Renate Solbach: Camera inversa
| Medeas Töchter 1/9
Inzwischen war sie
entschlossen, ihren Traum zu verwirklichen. Koste es, was es wolle. Man
muss es sich nur leisten können. Nein, ›man muss sich sich leisten
können‹. Sie hatte nicht immer verstanden, wovon er sprach in diesen
Stunden, die, selten genug, nur ihnen beiden gehörten. Der Roman.
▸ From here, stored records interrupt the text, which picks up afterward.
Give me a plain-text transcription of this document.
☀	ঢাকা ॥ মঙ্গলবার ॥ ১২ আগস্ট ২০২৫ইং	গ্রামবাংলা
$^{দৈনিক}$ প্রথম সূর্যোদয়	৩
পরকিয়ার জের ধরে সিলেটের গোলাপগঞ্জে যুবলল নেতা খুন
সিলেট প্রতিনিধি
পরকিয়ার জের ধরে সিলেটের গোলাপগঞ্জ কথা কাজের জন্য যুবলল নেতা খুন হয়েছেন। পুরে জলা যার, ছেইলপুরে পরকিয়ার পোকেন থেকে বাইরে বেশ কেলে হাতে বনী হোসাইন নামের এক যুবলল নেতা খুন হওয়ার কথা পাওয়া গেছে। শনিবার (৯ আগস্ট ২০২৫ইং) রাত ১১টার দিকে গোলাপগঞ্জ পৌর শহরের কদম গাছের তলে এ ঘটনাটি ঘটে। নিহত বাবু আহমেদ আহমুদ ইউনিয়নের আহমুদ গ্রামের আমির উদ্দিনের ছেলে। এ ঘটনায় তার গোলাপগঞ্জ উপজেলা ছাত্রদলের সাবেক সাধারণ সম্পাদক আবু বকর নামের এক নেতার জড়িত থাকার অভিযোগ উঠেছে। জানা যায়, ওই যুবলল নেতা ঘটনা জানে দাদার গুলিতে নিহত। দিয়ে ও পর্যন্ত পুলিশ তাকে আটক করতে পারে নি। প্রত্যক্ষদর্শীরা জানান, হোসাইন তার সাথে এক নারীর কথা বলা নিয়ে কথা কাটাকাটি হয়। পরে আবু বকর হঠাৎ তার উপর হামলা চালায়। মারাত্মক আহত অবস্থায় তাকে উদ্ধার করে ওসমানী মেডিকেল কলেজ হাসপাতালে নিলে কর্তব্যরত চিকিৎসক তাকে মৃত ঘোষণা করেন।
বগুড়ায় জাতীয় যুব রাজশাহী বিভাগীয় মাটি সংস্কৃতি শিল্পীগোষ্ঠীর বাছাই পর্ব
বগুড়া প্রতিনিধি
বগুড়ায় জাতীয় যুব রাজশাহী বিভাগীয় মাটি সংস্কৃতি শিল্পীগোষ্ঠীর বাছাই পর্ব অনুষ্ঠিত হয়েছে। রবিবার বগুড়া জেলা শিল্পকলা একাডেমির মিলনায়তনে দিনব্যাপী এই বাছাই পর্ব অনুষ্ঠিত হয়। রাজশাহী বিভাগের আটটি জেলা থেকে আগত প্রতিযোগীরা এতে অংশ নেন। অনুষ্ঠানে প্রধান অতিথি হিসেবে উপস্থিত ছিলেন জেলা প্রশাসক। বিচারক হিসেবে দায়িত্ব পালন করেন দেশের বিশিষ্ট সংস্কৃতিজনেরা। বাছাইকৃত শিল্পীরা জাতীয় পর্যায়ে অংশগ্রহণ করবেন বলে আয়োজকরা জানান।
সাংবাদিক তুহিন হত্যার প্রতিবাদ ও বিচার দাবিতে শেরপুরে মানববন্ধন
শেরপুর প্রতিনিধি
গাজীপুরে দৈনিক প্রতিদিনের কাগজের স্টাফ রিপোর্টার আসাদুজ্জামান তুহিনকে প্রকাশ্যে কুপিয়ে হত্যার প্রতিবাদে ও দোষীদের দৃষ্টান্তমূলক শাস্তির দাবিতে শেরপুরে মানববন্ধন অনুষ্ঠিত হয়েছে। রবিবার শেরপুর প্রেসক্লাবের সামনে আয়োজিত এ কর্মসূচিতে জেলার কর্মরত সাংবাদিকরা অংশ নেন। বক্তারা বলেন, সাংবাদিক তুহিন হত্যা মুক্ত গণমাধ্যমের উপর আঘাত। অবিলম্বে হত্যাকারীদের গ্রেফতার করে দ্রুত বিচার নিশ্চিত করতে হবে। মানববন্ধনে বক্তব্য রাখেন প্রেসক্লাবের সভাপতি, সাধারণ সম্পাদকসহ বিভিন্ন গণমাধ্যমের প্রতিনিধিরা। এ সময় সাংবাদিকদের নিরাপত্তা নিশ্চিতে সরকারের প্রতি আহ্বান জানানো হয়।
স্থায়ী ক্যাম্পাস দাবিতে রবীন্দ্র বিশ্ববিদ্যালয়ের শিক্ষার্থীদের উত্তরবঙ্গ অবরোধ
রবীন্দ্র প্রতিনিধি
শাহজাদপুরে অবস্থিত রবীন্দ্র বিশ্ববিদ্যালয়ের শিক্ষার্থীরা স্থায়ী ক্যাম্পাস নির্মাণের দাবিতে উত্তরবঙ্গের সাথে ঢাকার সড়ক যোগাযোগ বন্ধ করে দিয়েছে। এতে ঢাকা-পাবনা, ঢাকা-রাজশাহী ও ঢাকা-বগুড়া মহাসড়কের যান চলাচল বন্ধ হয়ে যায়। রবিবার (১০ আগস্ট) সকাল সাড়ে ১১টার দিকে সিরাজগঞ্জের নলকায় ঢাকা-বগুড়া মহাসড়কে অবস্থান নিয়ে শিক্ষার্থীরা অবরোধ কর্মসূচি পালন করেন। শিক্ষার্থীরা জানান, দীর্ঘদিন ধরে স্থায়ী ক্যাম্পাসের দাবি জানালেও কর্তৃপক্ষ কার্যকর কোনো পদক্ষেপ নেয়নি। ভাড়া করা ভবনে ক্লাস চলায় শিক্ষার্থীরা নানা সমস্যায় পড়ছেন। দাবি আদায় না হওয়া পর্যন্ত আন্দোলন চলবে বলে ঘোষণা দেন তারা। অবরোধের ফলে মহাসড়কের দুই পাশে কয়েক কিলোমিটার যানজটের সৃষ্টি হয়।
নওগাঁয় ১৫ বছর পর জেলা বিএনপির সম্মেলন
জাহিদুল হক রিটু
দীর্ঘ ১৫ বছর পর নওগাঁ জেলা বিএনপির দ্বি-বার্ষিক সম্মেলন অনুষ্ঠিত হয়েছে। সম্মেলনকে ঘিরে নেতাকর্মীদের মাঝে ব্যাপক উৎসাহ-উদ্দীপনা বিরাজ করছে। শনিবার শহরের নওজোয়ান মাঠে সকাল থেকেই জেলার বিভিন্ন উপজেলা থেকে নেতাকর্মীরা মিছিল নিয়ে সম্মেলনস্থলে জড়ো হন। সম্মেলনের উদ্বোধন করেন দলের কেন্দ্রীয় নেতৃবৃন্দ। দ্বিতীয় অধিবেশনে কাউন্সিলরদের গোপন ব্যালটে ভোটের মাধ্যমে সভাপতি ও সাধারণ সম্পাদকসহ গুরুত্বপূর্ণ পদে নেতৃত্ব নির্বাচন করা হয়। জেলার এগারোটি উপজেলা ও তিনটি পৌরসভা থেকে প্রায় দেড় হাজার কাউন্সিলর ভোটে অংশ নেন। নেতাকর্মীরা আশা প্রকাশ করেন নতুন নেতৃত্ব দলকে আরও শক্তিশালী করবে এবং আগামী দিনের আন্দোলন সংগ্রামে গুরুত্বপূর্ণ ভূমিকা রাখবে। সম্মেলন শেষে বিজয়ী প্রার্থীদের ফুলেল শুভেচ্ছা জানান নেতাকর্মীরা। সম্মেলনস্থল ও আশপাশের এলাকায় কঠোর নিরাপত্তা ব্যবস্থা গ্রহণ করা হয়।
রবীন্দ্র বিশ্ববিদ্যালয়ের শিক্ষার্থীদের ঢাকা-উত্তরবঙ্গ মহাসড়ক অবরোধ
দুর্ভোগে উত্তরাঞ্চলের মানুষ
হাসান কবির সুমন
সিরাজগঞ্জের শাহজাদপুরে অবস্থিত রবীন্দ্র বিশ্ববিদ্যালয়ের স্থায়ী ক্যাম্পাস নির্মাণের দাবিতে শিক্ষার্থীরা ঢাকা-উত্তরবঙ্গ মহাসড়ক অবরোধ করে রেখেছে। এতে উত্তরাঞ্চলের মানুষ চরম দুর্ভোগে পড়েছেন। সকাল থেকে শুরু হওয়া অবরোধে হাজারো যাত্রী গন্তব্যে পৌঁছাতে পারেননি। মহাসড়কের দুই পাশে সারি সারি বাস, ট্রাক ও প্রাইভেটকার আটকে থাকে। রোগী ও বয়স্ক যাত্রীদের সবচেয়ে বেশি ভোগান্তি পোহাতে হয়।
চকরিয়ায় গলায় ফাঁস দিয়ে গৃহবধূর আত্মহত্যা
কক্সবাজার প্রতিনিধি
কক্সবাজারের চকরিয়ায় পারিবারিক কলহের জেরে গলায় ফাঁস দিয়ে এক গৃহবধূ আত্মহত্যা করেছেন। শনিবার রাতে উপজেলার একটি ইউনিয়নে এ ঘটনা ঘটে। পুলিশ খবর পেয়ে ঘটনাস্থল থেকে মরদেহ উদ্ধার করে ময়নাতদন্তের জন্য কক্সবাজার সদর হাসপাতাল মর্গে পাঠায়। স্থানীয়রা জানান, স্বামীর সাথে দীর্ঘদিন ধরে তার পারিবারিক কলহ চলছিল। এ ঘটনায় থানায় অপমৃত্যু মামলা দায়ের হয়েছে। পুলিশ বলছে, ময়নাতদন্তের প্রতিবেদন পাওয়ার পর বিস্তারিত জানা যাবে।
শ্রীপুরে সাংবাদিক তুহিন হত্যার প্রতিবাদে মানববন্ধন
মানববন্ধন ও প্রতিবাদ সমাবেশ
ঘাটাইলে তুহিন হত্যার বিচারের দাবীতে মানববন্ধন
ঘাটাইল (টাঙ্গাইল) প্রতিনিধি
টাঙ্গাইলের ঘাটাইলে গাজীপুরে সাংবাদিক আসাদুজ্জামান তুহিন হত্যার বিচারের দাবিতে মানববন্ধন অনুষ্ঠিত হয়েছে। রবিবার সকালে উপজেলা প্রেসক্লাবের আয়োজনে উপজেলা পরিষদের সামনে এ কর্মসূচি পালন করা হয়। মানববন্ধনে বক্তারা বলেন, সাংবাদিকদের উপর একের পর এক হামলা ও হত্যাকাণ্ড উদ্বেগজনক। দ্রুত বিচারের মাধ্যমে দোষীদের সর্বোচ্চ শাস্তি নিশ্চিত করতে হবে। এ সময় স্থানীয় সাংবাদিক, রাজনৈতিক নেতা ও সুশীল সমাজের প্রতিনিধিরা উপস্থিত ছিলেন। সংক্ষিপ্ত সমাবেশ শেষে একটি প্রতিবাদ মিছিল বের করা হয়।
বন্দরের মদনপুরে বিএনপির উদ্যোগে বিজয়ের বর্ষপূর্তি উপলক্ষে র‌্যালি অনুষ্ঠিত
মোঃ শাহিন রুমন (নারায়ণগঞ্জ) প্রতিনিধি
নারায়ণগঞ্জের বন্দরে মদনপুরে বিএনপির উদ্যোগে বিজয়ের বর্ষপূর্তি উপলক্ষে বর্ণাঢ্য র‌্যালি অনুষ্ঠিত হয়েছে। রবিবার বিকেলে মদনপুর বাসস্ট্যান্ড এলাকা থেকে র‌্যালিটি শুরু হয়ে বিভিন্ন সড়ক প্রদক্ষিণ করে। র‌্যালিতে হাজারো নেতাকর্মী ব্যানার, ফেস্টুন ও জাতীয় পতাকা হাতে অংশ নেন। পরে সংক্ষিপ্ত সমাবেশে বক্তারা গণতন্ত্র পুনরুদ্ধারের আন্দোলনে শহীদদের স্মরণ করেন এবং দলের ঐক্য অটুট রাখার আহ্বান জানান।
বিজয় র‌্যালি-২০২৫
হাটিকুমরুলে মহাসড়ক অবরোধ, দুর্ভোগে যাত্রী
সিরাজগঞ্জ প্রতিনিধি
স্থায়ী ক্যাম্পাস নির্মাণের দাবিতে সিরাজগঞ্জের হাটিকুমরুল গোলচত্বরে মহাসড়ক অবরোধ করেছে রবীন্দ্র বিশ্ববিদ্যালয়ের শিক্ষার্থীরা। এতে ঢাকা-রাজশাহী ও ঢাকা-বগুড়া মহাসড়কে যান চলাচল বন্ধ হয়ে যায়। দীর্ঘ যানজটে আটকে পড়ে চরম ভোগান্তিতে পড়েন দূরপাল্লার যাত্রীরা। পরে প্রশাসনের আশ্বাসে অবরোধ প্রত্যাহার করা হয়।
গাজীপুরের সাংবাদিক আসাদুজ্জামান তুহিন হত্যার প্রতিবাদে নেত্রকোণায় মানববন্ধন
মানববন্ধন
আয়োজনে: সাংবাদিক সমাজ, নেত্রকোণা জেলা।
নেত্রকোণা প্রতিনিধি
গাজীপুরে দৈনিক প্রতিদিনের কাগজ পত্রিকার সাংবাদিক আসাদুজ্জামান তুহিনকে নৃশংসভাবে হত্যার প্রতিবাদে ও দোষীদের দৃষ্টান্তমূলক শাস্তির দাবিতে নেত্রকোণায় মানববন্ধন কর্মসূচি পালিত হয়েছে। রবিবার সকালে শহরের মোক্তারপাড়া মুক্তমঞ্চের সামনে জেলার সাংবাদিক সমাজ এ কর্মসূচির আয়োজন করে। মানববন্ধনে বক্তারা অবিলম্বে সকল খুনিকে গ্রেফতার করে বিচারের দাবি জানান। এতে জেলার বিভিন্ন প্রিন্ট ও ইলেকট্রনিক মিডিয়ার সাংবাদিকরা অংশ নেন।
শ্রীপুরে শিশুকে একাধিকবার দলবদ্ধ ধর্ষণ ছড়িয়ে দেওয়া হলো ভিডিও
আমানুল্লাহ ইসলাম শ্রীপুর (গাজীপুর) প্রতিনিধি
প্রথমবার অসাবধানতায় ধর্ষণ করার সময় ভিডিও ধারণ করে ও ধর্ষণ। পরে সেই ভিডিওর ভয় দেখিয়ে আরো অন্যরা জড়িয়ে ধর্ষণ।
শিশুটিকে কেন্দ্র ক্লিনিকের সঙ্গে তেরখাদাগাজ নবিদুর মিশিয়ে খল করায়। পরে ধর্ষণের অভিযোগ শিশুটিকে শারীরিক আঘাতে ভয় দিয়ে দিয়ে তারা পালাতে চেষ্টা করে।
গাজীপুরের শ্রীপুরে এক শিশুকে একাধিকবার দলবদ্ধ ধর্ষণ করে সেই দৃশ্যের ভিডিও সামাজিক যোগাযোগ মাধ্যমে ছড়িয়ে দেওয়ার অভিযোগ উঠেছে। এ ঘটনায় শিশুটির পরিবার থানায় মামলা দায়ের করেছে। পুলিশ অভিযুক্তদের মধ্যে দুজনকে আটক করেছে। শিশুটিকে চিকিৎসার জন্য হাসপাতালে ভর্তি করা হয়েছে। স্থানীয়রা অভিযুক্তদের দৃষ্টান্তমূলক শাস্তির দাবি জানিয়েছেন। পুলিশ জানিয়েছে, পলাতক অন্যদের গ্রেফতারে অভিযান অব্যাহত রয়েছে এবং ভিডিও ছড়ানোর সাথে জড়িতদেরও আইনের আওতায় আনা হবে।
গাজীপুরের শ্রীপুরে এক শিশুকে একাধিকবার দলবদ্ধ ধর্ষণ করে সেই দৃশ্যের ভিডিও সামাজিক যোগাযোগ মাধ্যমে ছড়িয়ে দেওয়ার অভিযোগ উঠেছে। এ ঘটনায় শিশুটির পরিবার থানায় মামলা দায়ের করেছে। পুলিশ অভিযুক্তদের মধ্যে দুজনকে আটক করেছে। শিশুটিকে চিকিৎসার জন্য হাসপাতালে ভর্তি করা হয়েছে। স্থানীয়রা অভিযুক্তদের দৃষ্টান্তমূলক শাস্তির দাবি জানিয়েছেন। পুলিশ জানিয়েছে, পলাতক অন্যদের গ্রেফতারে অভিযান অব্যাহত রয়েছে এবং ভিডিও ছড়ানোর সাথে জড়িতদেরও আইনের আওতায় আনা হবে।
Manchmal konnte sie sich des Eindrucks nicht erwehren, dass er eine
Grenze zog, als rede er über den Gartenzaun. In dieser, seiner Welt bewegte er sich sicherer als in der, die sie beide umgab.
Damals oder heute? Machte das einen Unterschied? Viel zu jung war sie
gewesen, um wirklich zu begreifen. Doch das tat der Intensität und dem
Gefühl der Vertrautheit keinen Abbruch. Worauf es sich gründete, konnte
sie bis heute nicht mit Bestimmtheit sagen. Söhne oder Töchter? Die
öffentliche Abtreibung solcher Fragen. War das Emanzipation? Sie hatte
nur eine Tochter. Sie war ein Kind ohne Vater, wie ich eines war. Auf
dieser Welt gibt es keinen Vater. Sie konnten ihrem Schicksal nicht
entkommen. So oder so. Manchmal kann ich die raschen Verwandlungen der Szene nicht ertragen, die Übergänge nicht fließend machen. Es ist schmerzlich, jawohl schmerzlich, keinen Vater zu haben. Im
allerfrühesten Stadium seiner Individuation ist das Kind nicht nur
faktisch eins mit der Mutter, sondern darüber hinaus mit der ganzen
Welt, mit dem Kosmos, in mystischem Nebel fließend, jenseits der
Sonderungen von Gegenwart, Vergangenheit und Zukunft. Noch schmerzlicher ist es, wenn er da ist und doch nicht da.